Voilà qui agite encore davantage le flux de tes pensées. C'est parce qu'on devient adulte, alors, tout ça ? Le regard vert, pensif, s'attarde sur celle qui dort à tes côtés. C'est parce que tu deviens adulte, que tu l'aimes autant, cette silhouette rousse ? C'est parce que tu deviens adulte, que l'idée de voir mourir les autres, jusque là absente de ton esprit, commence à te hanter ? C'est parce que tu deviens adulte, que tu n'arrives pas à dormir, ce soir ? C'est parce que tu deviens adulte, que tu t'inquiètes autant, du sort de ta soeur et de celui de la Grenouille ? D'accord, mais comment on fait, pour ne plus devenir adulte ? L'impuissance t'agace et, finalement, tu quittes le matelas pour faire les cents pas dans ta chambre, en silence. Lorsque tu as vu Magdelon tomber, tu n'as rien pu faire d'autre qu'attendre. Et maintenant qu'elle va revivre ça encore et encore jusqu'à ce que quelqu'un trouve une solution miraculeuse, tu ne peux rien faire non plus. Elle se cogne partout, elle souffre, tu le sais de son propre aveu. Et il n'est pas dit que Louis-Marie Ponthieu restera sans rien faire. Alors, comme si tu y voyais là la solution à tous tes tourments, et à ceux de la brunette avec, tu saisis ton oreiller fatigué, précieux bien qui a été le compagnon de nombreuses nuits. Dans la pénombre, tu t'appliques à écrire un mot un tant soit peu lisible sur un bout de parchemin, et files déposer le tout devant la porte de la chambre voisine.

Citation:
Grenouille,
C'est mon oreiller. Il est un peu vieux et j'ai bavé dessus, mais ça ne se voit pas. Ou pas trop. Si tu en rassembles suffisamment dans ton lit, tu ne pourras plus te cogner la nuit. Prends-en soin, il est fragile mais bien utile. Il risque d'être un peu triste parce que je vais beaucoup lui manquer, alors n'hésite pas à lui faire des câlins.
LM


Piètre consolation à ton sentiment d'impuissance, mais consolation tout de même. Tu rejoins finalement ta chambre, léger sourire aux lèvres, satisfait d'avoir, au moins, fait quelque chose, et tu finis par te glisser sous les draps.

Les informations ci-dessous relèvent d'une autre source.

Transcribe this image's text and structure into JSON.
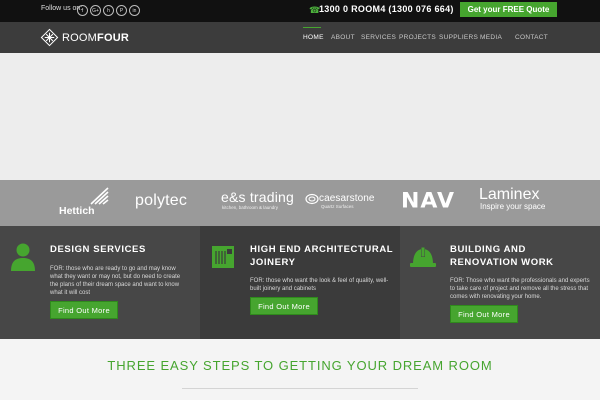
{
  "topbar": {
    "follow_label": "Follow us on:",
    "socials": [
      {
        "icon": "facebook-icon",
        "glyph": "f"
      },
      {
        "icon": "google-plus-icon",
        "glyph": "G+"
      },
      {
        "icon": "houzz-icon",
        "glyph": "h"
      },
      {
        "icon": "pinterest-icon",
        "glyph": "P"
      },
      {
        "icon": "linkedin-icon",
        "glyph": "in"
      }
    ],
    "phone": "1300 0 ROOM4 (1300 076 664)",
    "quote_label": "Get your FREE Quote"
  },
  "nav": {
    "brand_light": "ROOM",
    "brand_bold": "FOUR",
    "items": [
      "HOME",
      "ABOUT",
      "SERVICES",
      "PROJECTS",
      "SUPPLIERS",
      "MEDIA",
      "CONTACT"
    ],
    "active": "HOME"
  },
  "brands": {
    "hettich": "Hettich",
    "polytec": "polytec",
    "es": "e&s trading",
    "es_sub": "kitchen, bathroom & laundry",
    "caesarstone": "caesarstone",
    "caesarstone_sub": "Quartz Surfaces",
    "nav": "NAV",
    "laminex": "Laminex",
    "laminex_sub": "Inspire your space"
  },
  "services": [
    {
      "title": "DESIGN SERVICES",
      "description": "FOR: those who are ready to go and may know what they want or may not, but do need to create the plans of their dream space and want to know what it will cost",
      "button": "Find Out More",
      "icon": "person-icon"
    },
    {
      "title": "HIGH END ARCHITECTURAL JOINERY",
      "description": "FOR: those who want the look & feel of quality, well-built joinery and cabinets",
      "button": "Find Out More",
      "icon": "blueprint-icon"
    },
    {
      "title": "BUILDING AND RENOVATION WORK",
      "description": "FOR: Those who want the professionals and experts to take care of project and remove all the stress that comes with renovating your home.",
      "button": "Find Out More",
      "icon": "hard-hat-icon"
    }
  ],
  "steps": {
    "title": "THREE EASY STEPS TO GETTING YOUR DREAM ROOM"
  },
  "colors": {
    "accent": "#46a52f",
    "topbar": "#111111",
    "navbar": "#3c3c3c",
    "brand_strip": "#9a9a9a"
  }
}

    - Mais... pourquoi ça t'arriverait à toi et pas aux aut' qui d'viennent adultes ?
    Elle a haussé les épaules.
    - Parce que j'ai un truc qui cloche, voilà.
    - On a tous des trucs qui clochent, t'sais.
    - Toi c'est quoi, le tien ?
    Tu es resté interdit un moment, gardant le silence comme si tu hésitais sur la réponse. Mais tu n'as pas à hésiter, il n'y aura jamais qu'une option : le mensonge.
    - J'sais pas. J'disais ça comme ça.

Le truc qui cloche chez toi ? Comme si tu ne le savais pas... La vérité peut être formulée en peu de mots. Ce qui cloche chez toi, c'est que cette nuit, faute d'oreiller, c'est sur le ventre nu de ta soeur que ta tête reposera.


*Yodelice.
Les dialogues sont extraits de différents RP taverne.